Yüklenici ve taşeronun yaptırdıkları tespit dosyalarında kazı hacimleri farklı belirlenmiştir. Yukarıda taraflar arasındaki uyuşmazlığın, onların imzalarını taşıyan sözleşme hükümlerine göre çözümleneceği belirtilmişti. Sözleşmenin 6’ncı maddesinde: “İdarece ödemeye esas kabul edilen ölçülere göre metraj çalışması yapılacaktır. Taşeron ödemesi işveren hak ediş miktarlarından fazla olamaz.” denilmiştir. O hâlde, taşeron, en fazla idare tarafından ödemeye esas kabul edilen ölçüyle tespit edilen metraja göre alacak talep edebilecektir. Çünkü eldeki davada taleplerden birisi sözleşme kapsamında imalat alacağına ilişkindir. Sözleşme kapsamında imalat alacağı ise sözleşmenin 6’ncı maddesine göre en fazla idare tarafından tespit edilen metraja göre olacaktır. Eş deyişle, işin projesine ve işin yapımı sırasındaki ölçümlere dayalı oluşturulan ve asıl işveren idare tarafından işi kabulüne esas teşkil eden enkesitlerden hesaplanacak miktara göre metraj belirlenecektir. Elbette, sözleşme dışında fazla imalat alacağı iddiası ileri sürülebilir ise de bu iddianın görüm yeri eldeki dava olmayacaktır. Bu kısa kabulden sonra belirtmek gerekir ki bilirkişiler kök raporda 218.978.791 m3 kazı miktarını hesaplamışlardır. 16/05/2019 tarihli birinci ek raporda ise itirazlar nedeniyle yeniden yaptıkları inceleme sonunda, yolun Km: 133+000 – Km: 133+141.84 arası ve Km:135+300-KM:135+200 arası kesimlerinde yapılacak kazı ve dolgu imalatı bulunmadığını belirlediklerini, bu hususun sehven gözden kaçtığını ifade etmişlerdir. Birinci ek raporda, Km: 133+460-Km:135+300 arası kesimde yapılabilecek kazı miktarı (sıyırma ve diş kazısı dahil) 218.978,791 m3 olarak hesaplamışlardır. Az yukarıda yapılan açıklamadan da fark edileceği gibi Mahkememizce benimsenen ve hükme esas alınan bilirkişilerin ek üçüncü raporunda, taşeron davacının yaptığı imalat 218.713,765 m3 olarak hesaplanmıştır.

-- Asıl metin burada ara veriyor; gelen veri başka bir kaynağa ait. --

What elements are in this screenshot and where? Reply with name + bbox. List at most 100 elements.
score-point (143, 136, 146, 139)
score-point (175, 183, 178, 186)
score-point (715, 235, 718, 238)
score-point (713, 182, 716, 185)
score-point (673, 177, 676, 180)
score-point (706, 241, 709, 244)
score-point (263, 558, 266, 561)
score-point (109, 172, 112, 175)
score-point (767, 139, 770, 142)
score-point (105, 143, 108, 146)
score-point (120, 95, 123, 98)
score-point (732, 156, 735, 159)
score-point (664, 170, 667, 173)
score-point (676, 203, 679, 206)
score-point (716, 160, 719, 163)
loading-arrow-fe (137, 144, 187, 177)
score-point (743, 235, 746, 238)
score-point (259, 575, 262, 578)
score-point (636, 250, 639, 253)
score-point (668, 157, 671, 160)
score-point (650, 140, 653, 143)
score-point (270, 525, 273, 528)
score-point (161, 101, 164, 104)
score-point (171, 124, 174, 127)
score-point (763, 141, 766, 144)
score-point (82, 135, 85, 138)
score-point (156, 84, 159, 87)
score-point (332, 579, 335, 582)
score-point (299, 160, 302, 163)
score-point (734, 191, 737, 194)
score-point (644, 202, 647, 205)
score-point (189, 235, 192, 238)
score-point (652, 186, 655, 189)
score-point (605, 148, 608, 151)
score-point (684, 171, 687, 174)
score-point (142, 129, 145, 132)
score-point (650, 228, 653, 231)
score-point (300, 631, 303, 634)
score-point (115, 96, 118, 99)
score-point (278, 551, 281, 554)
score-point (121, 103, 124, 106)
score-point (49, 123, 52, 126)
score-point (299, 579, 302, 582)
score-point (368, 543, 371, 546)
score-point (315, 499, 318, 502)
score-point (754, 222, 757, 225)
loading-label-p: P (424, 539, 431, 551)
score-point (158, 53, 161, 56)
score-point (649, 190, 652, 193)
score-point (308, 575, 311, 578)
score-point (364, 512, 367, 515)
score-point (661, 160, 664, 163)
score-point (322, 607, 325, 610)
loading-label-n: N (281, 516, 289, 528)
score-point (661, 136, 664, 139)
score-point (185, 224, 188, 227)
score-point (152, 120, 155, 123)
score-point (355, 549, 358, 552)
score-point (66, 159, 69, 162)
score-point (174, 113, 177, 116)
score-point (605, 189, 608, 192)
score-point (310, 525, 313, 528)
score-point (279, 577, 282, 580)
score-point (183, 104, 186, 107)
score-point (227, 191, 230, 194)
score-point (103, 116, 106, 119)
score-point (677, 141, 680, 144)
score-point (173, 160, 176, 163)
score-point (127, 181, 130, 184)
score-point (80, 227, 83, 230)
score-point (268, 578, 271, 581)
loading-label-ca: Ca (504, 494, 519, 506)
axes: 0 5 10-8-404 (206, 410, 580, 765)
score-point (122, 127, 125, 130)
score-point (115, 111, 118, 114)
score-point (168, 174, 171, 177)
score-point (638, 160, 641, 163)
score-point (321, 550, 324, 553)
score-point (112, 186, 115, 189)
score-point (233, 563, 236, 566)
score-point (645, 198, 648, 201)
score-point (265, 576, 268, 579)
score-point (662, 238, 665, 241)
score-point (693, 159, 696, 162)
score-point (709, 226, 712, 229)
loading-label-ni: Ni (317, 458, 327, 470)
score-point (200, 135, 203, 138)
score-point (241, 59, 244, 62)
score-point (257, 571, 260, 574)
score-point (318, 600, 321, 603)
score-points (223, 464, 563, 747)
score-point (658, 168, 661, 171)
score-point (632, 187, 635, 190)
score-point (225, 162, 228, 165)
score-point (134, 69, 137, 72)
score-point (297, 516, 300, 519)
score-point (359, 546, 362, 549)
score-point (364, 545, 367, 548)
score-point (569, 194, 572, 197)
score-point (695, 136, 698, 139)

Mahkememiz, ek üçüncü rapora göre taşeron imalat bedeli alacağına hak kazanacağını kabul etmiştir. Bilirkişiler, 20/11/2020 tarihli üçüncü ek raporlarında, eksik iş miktarını 33.295,232 m3 olarak tespit etmişlerdir. Sözleşme bedeli ile eksik iş tutarı (33.295,232 m3x5,75 TL/m3=) 191.447,58 TL’dir.
Somut olayda; davacı taşeronun, 218.713,765 m3 kazı (imalat) alacağı bulunmaktadır. Eksik bırakılan iş miktarı ile 33.295,232 m3 olup, 191.447,58 TL’dir. Bu kabul doğrultusunda asıl ve birleşen davada talepler çözümlenecektir.
Asıl davada davacı vekili, 08/03/2021 tarihli ‘ıslah’ dilekçesinde, 100.000,00 TL olarak istenen hakediş alacağını 320.233,65 TL artırarak bu kalem için toplam 420.233,65 TL’nin 31/12/2013 tarihinden itibaren avans faizi ile birlikte tahsilini talep ve ıslah etmiştir. Islah dilekçesi karşı yana tebliğ edilmiş, karşı yan vekili, 25/03/2021 tarihli dilekçesinde ıslaha karşı zamanaşımı def’inde bulunmuş ve talebin esastan da reddini, dilemiştir.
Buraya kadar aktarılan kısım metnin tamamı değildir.